As he hung a left off Mission onto a side street, I asked, ‟How'd she seem to you recently? Depressed, desperate, hopeless?”
‟Normal.”
‟Which means?”
‟Means that I only saw her when I went by there.”
‟How often? Daily?”
‟Whenever.” His phone buzzed. His phone rang. He ignored it. ‟Leave a message,” his message said.
Almost immediately it buzzed again. He picked up. ‟What?”

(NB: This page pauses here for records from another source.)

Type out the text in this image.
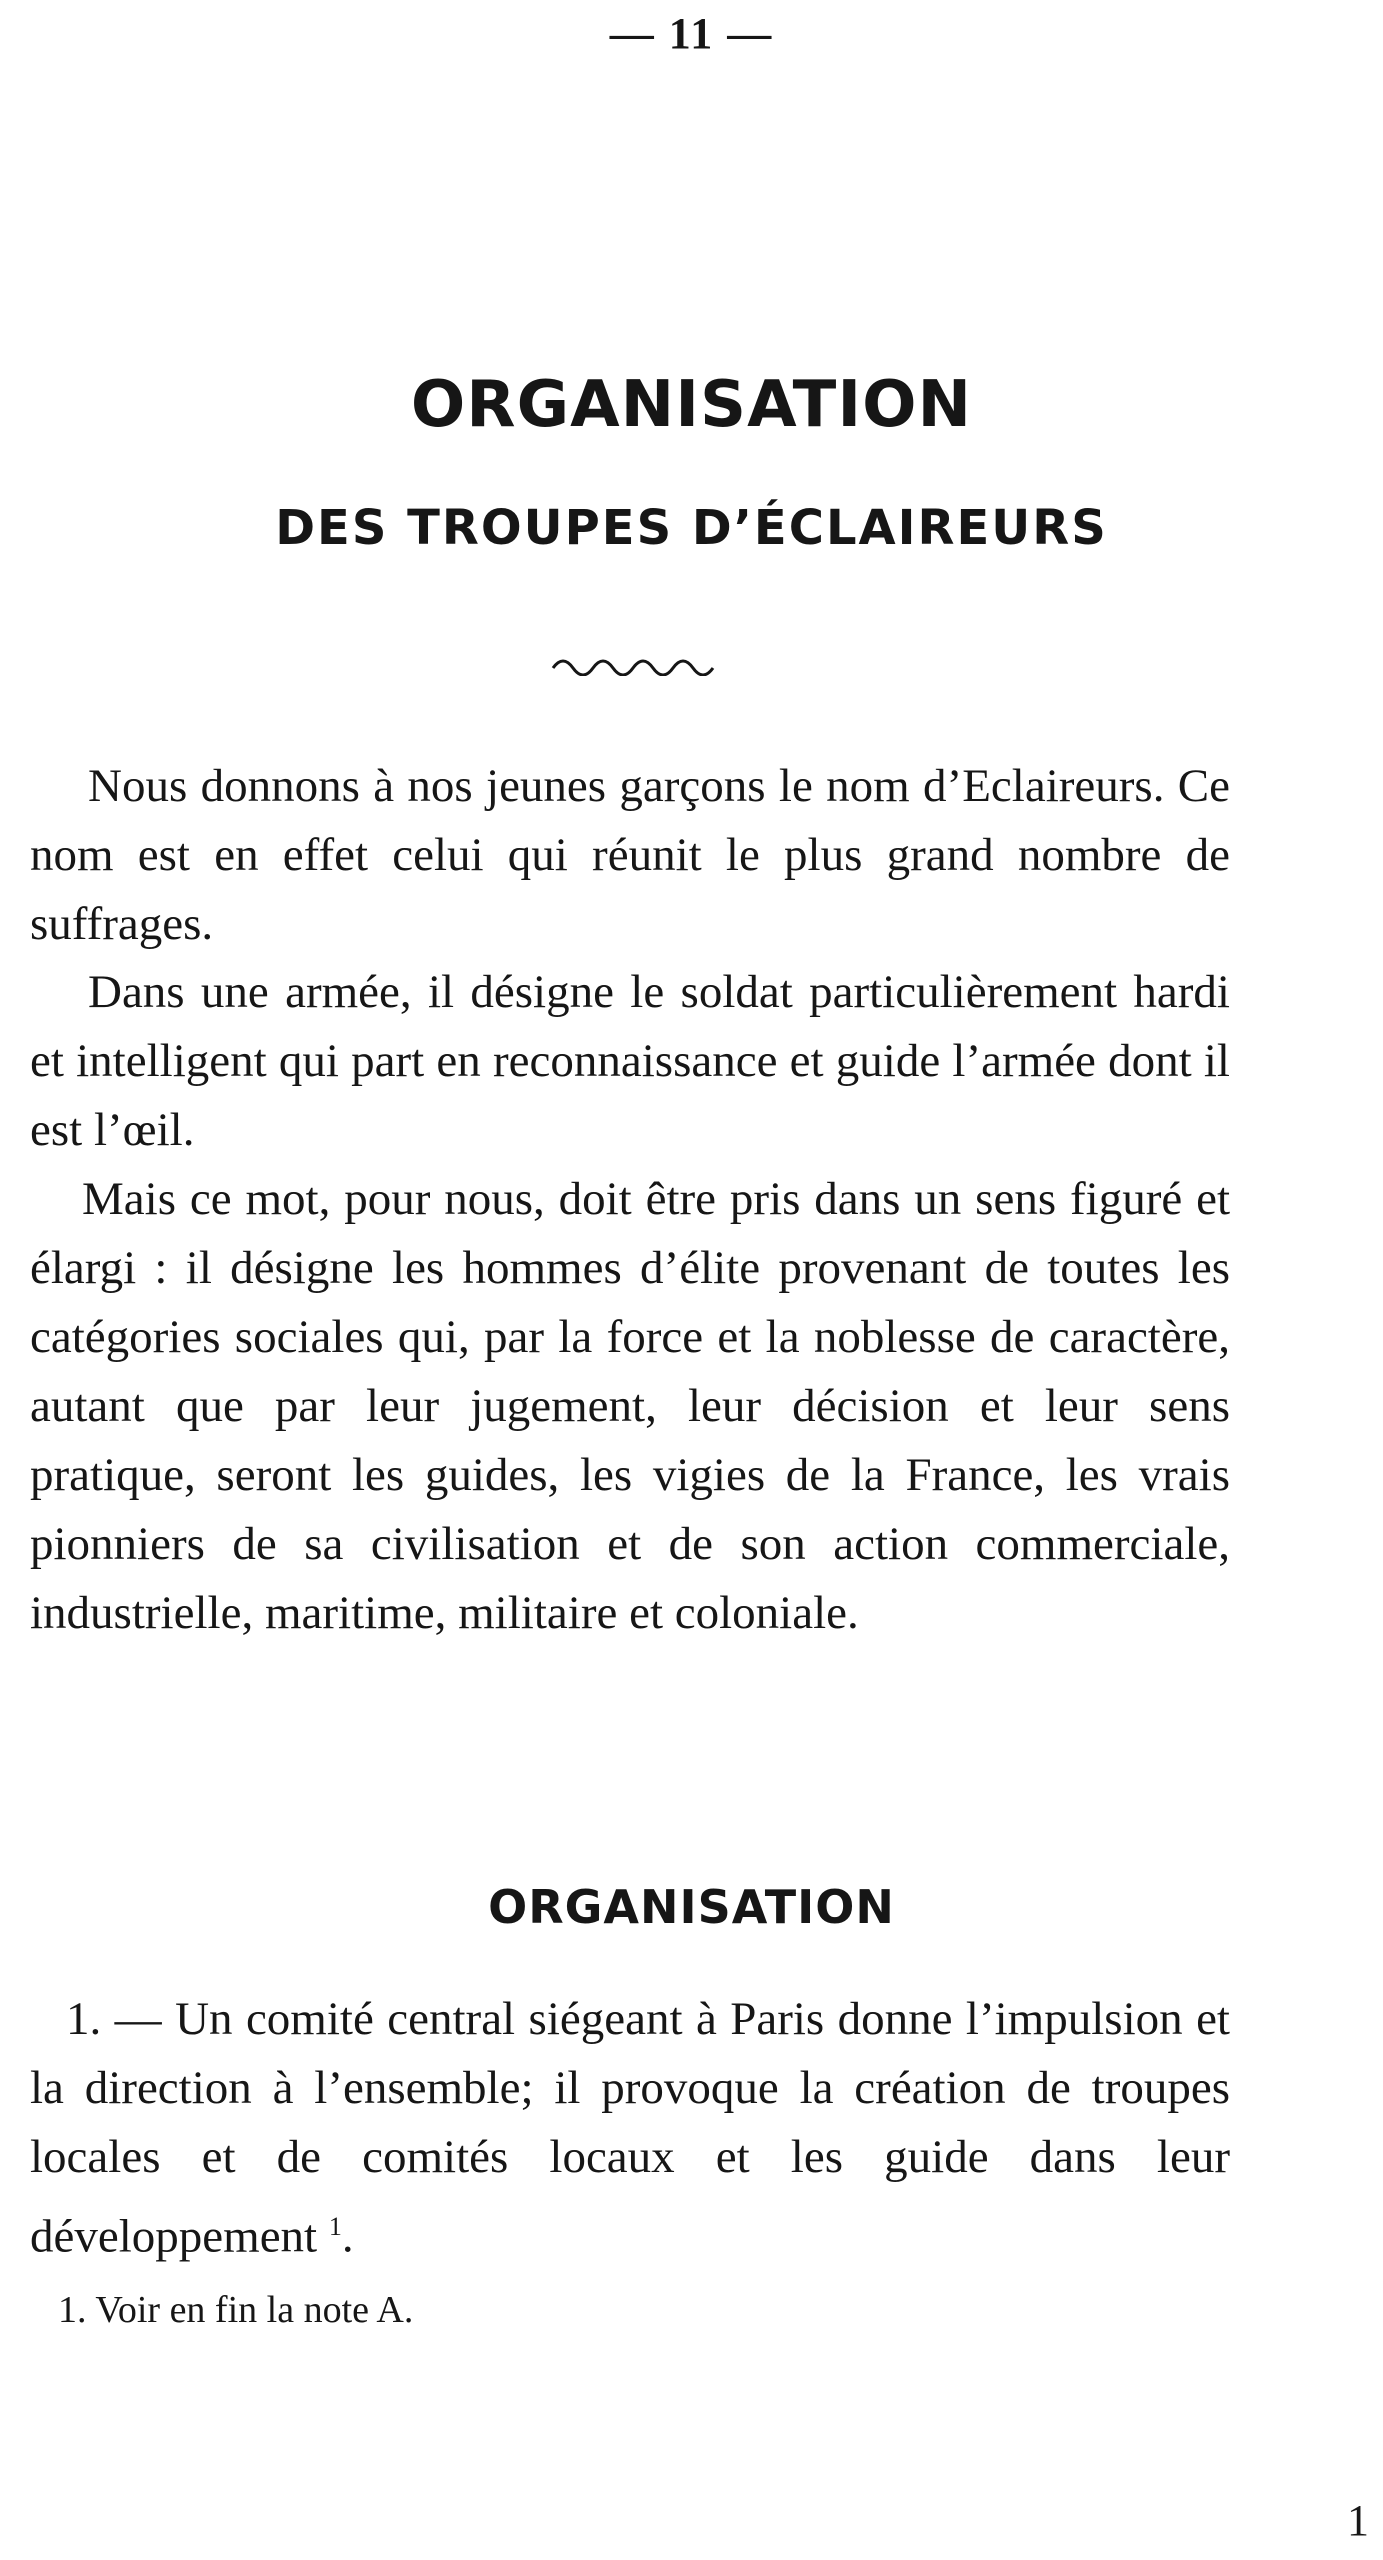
— 11 —
ORGANISATION
DES TROUPES D’ÉCLAIREURS

Nous donnons à nos jeunes garçons le nom d’Eclaireurs. Ce nom est en effet celui qui réunit le plus grand nombre de suffrages.

Dans une armée, il désigne le soldat particulièrement hardi et intelligent qui part en reconnaissance et guide l’armée dont il est l’œil.

Mais ce mot, pour nous, doit être pris dans un sens figuré et élargi : il désigne les hommes d’élite provenant de toutes les catégories sociales qui, par la force et la noblesse de caractère, autant que par leur jugement, leur décision et leur sens pratique, seront les guides, les vigies de la France, les vrais pionniers de sa civilisation et de son action commerciale, industrielle, maritime, militaire et coloniale.

ORGANISATION

1. — Un comité central siégeant à Paris donne l’impulsion et la direction à l’ensemble; il provoque la création de troupes locales et de comités locaux et les guide dans leur développement $^1$.

1. Voir en fin la note A.

1
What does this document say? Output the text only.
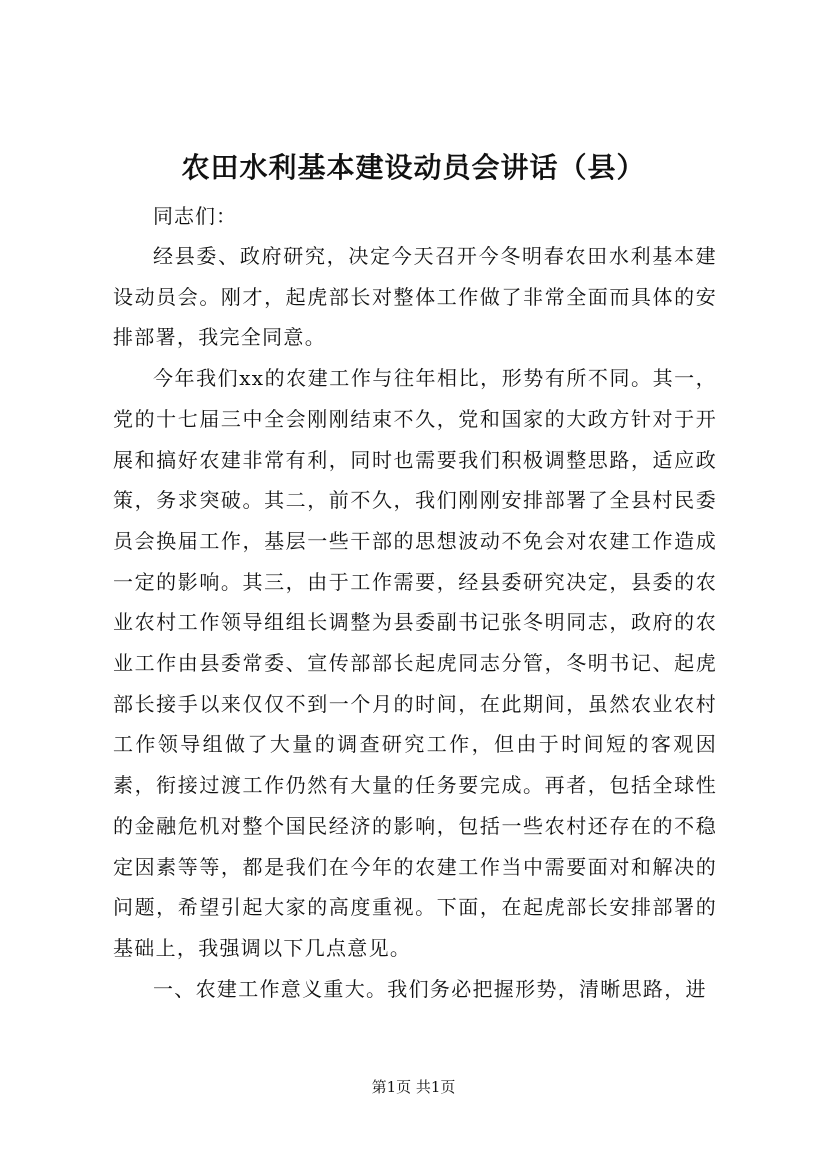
农田水利基本建设动员会讲话（县）

同志们：

经县委、政府研究，决定今天召开今冬明春农田水利基本建设动员会。刚才，起虎部长对整体工作做了非常全面而具体的安排部署，我完全同意。

今年我们xx的农建工作与往年相比，形势有所不同。其一，党的十七届三中全会刚刚结束不久，党和国家的大政方针对于开展和搞好农建非常有利，同时也需要我们积极调整思路，适应政策，务求突破。其二，前不久，我们刚刚安排部署了全县村民委员会换届工作，基层一些干部的思想波动不免会对农建工作造成一定的影响。其三，由于工作需要，经县委研究决定，县委的农业农村工作领导组组长调整为县委副书记张冬明同志，政府的农业工作由县委常委、宣传部部长起虎同志分管，冬明书记、起虎部长接手以来仅仅不到一个月的时间，在此期间，虽然农业农村工作领导组做了大量的调查研究工作，但由于时间短的客观因素，衔接过渡工作仍然有大量的任务要完成。再者，包括全球性的金融危机对整个国民经济的影响，包括一些农村还存在的不稳定因素等等，都是我们在今年的农建工作当中需要面对和解决的问题，希望引起大家的高度重视。下面，在起虎部长安排部署的基础上，我强调以下几点意见。

一、农建工作意义重大。我们务必把握形势，清晰思路，进

第1页 共1页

I couldn't hear the caller, which was fine. Time was running out on this ride and I needed to think. When he hung up, without a word, I said, ‟Why would you even go over there? If she's not a cop, if she's just staffing the front, you have no reason—”
‟Don't be telling me what I can't do.” Suddenly, he shot the car to the curb, slammed on the brake. ‟Let me make something clear to you. Don't think this is a free ride just 'cause you're sitting there. You don't like it, get out.”